Daviess Grants at Work
Developing Community Leaders
In 2013, the Daviess County Community Foundation awarded a $5,000 grant to Purdue Extension to help the agency develop community leaders for Daviess County.
The 19 community members involved in the inaugural class of Leadership Daviess County kicked off the program in the fall of 2014. The program consists of 44 hours of interactive educational opportunities to help individuals better understand themselves, their community, and their leadership roles within. The program curriculum, developed by Purdue University, is presented by local community leaders as well as Purdue Extension educators.
Goals for program participants include becoming more knowledgeable about the county, expanding community connections, and enhancing personal leadership skills.
“I was really impressed with the number of individuals who came together, from a wide variety of ages and occupations to be a part of this program,” said Marilyn McCullough of Thompson Insurance in an interview with the Washington Times Herald. “It was neat to see how even with our different backgrounds, we had a lot of the same goals and ideas.”
The program will continue to meet through April 2015. Topics to be covered include diversity, managing conflict, serving on non-profit boards, economic development, education, local government and building a healthy community.
Addressing a Growing Health Concern
A project designed to address a growing concern in Daviess County received a financial boost from the Daviess County Community Foundation in 2014.
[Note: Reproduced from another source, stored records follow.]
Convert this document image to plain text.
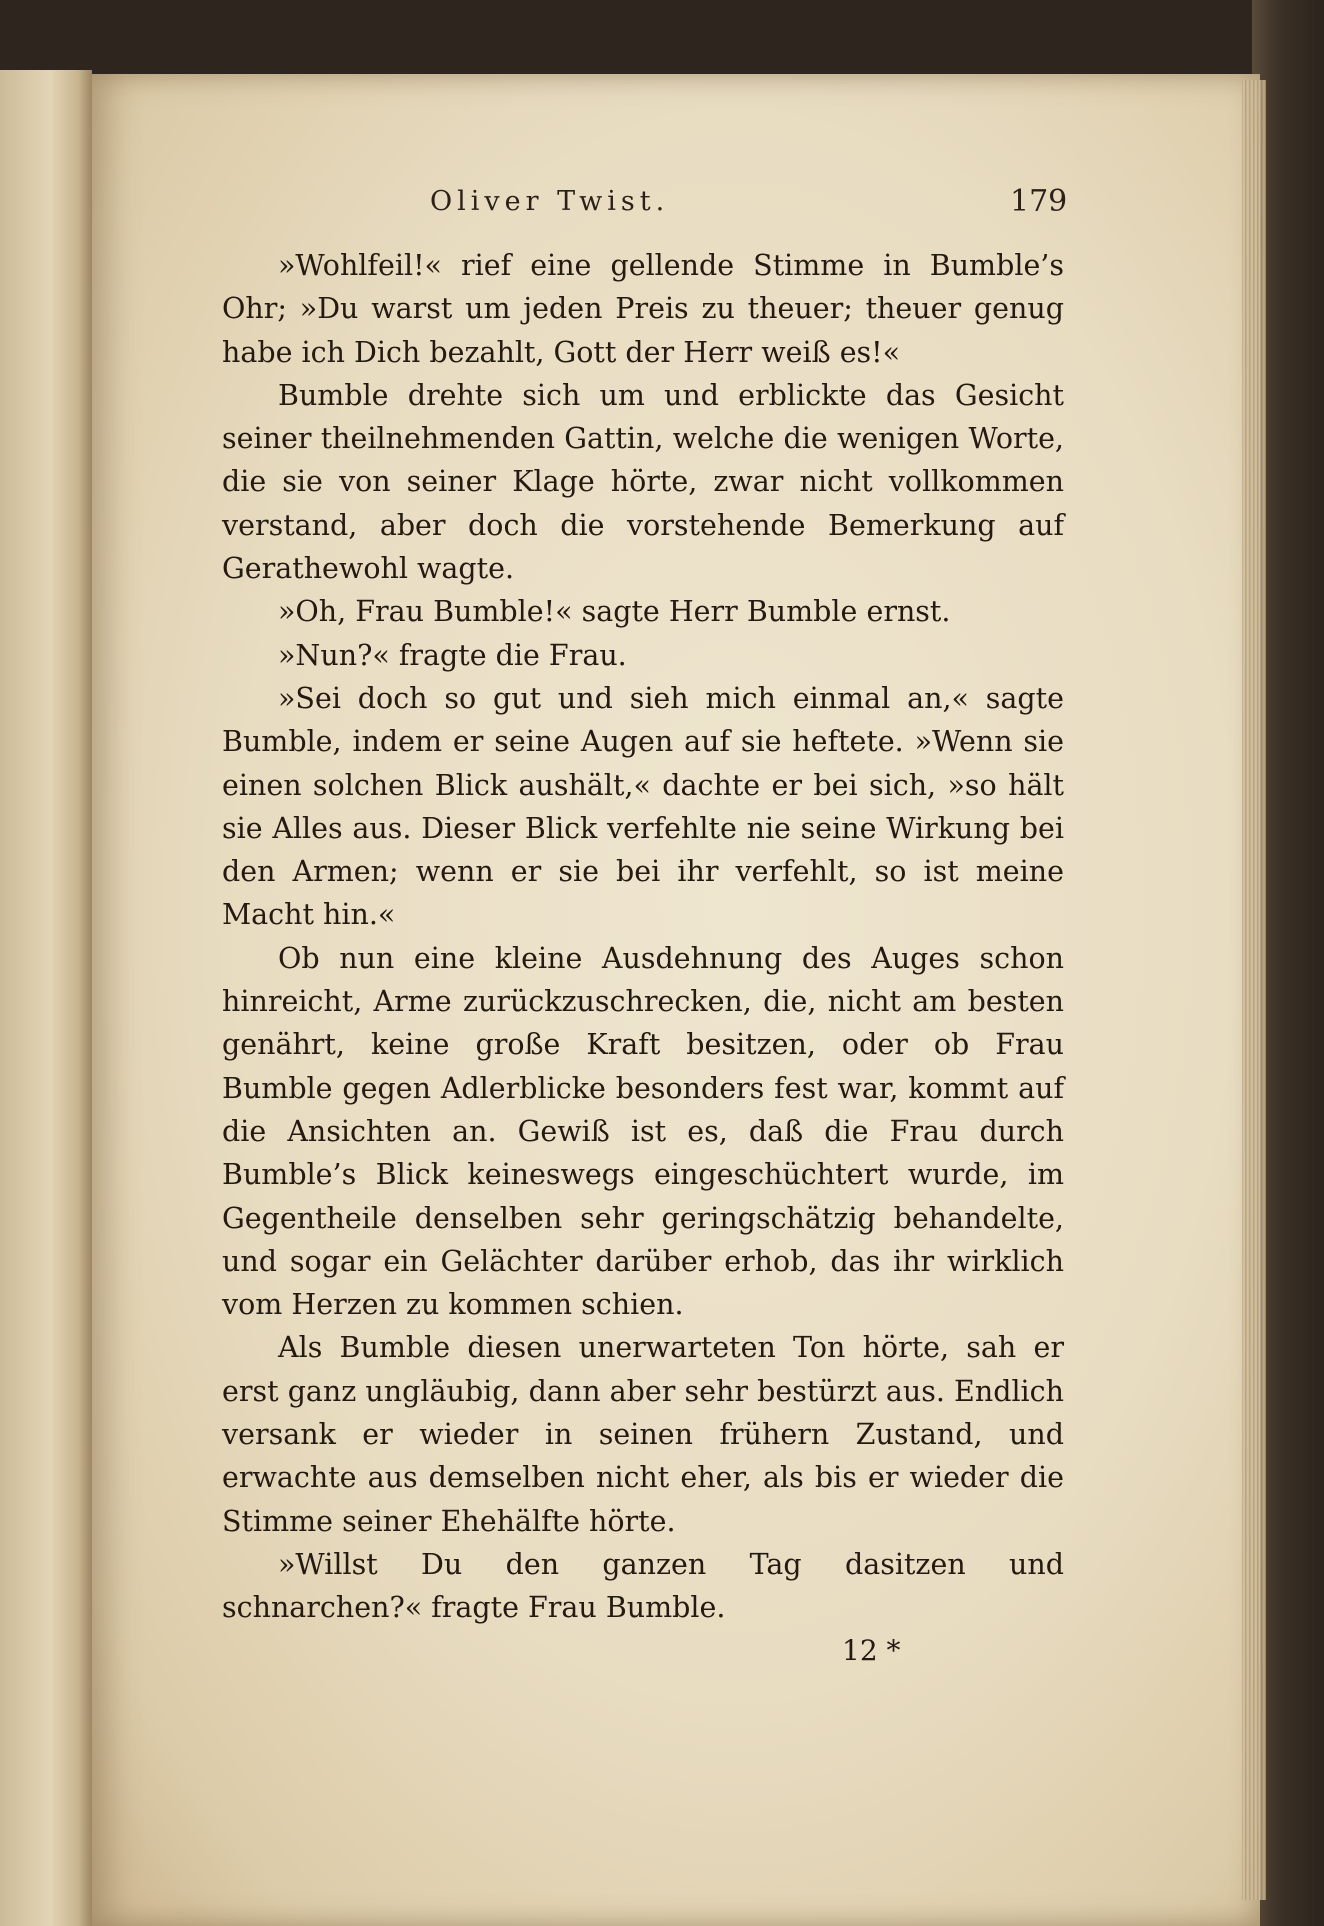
Oliver Twist.	179

»Wohlfeil!« rief eine gellende Stimme in Bumble’s Ohr; »Du warst um jeden Preis zu theuer; theuer genug habe ich Dich bezahlt, Gott der Herr weiß es!«

Bumble drehte sich um und erblickte das Gesicht seiner theilnehmenden Gattin, welche die wenigen Worte, die sie von seiner Klage hörte, zwar nicht vollkommen verstand, aber doch die vorstehende Bemerkung auf Gerathewohl wagte.

»Oh, Frau Bumble!« sagte Herr Bumble ernst.

»Nun?« fragte die Frau.

»Sei doch so gut und sieh mich einmal an,« sagte Bumble, indem er seine Augen auf sie heftete. »Wenn sie einen solchen Blick aushält,« dachte er bei sich, »so hält sie Alles aus. Dieser Blick verfehlte nie seine Wirkung bei den Armen; wenn er sie bei ihr verfehlt, so ist meine Macht hin.«

Ob nun eine kleine Ausdehnung des Auges schon hinreicht, Arme zurückzuschrecken, die, nicht am besten genährt, keine große Kraft besitzen, oder ob Frau Bumble gegen Adlerblicke besonders fest war, kommt auf die Ansichten an. Gewiß ist es, daß die Frau durch Bumble’s Blick keineswegs eingeschüchtert wurde, im Gegentheile denselben sehr geringschätzig behandelte, und sogar ein Gelächter darüber erhob, das ihr wirklich vom Herzen zu kommen schien.

Als Bumble diesen unerwarteten Ton hörte, sah er erst ganz ungläubig, dann aber sehr bestürzt aus. Endlich versank er wieder in seinen frühern Zustand, und erwachte aus demselben nicht eher, als bis er wieder die Stimme seiner Ehehälfte hörte.

»Willst Du den ganzen Tag dasitzen und schnarchen?« fragte Frau Bumble.

12 *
The $25,000 grant to Daviess Community Hospital is being used by the hospital to address the problems of teen pregnancy and the spread of sexually transmitted diseases in the county. Hospital officials say 47 of every 1,000 babies born in Daviess County are born to a girl between the ages of 15 and 19. “We asked people what they considered the No. 1 problem facing our community,” said DCH CEO David Bixler. “They told us teen pregnancy.”
DCH officials believe this will be just the start of an ongoing program to deal with teen pregnancy. “This is not a one-year project,” said Bixler. “This grant helps us get started. That means we will first coordinate the right groups – work with the health department and the schools and the other groups to make this happen.”
While the hospital is acting as the lead agency, the work is part of a larger effort. “We will be hiring somebody to help lead this initiative,” said Bixler. “You’ll see us engage the community more as a part of this. We want to make sure we do this right and that’s why we’re looking forward to working with these groups.”
Teen pregnancy may be a big issue but the hospital chief is positive they can make a difference. “When I look around the table at the people who are part of our collaborative effort and the passion they bring I feel confident we can make a difference,” he said. “The team is involved and engaged in this.”
“Receiving this grant is outstanding,” added Bixler. “It will go a long way toward dealing with this problem.”